The confusion is quite big, because some people limit sugar everywhere they can, others eat it after training. Well, the truth is that the intake of moderate amounts of carbohydrates after training is necessary and will not cause weight gain. On the contrary – their lack may cause us adverse effects in the form of inadequate regeneration and lack of strength for further challenges. If you are on reduction – reduce carbohydrates from the remaining meals throughout the day.
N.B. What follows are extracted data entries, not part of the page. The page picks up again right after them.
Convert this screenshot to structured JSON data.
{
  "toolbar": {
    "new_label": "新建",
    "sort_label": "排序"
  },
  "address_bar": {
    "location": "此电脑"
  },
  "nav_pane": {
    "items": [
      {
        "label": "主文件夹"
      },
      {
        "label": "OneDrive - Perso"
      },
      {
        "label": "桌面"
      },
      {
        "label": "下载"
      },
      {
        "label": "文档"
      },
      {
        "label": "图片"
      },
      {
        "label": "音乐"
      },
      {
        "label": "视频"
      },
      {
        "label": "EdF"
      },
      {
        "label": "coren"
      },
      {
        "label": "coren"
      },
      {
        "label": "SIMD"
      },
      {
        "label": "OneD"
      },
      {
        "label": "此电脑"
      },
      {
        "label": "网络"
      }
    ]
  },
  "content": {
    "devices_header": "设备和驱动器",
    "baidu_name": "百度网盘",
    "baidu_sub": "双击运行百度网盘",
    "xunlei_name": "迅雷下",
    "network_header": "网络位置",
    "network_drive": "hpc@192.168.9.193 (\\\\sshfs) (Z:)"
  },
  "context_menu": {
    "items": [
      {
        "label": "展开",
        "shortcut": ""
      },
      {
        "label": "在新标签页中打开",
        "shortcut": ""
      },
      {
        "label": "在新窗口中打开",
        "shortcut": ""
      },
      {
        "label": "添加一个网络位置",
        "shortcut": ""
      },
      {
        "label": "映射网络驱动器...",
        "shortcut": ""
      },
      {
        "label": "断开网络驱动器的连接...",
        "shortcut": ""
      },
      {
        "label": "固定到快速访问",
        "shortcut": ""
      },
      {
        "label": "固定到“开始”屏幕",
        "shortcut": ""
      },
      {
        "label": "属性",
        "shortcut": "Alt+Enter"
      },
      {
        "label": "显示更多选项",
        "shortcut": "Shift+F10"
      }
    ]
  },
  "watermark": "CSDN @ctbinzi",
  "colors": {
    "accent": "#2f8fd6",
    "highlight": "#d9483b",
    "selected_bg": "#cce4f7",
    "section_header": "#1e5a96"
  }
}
In the meantime, consider the following information
– carbohydrates have a positive effect on the absorption of other supplements
– after training it is good to consume up to 40 g of protein derived from the combination of whey and casein to increase muscle protein synthesis
– if you decide to give up carbohydrates after training, drink 5 – 10 g of BCAA amino acids that will protect your muscles against catabolism
– it is recommended to consume immediately after training 20-60 g of simple carbohydrates, high GI, depending on your weight, goals, etc. However, if you feel that after such a dose you feel lethargic, and the insulin jump is too big, choose a ratio of 15-30 g carbohydrates with a lower GI – for example fruit and the same number of those that have a high index.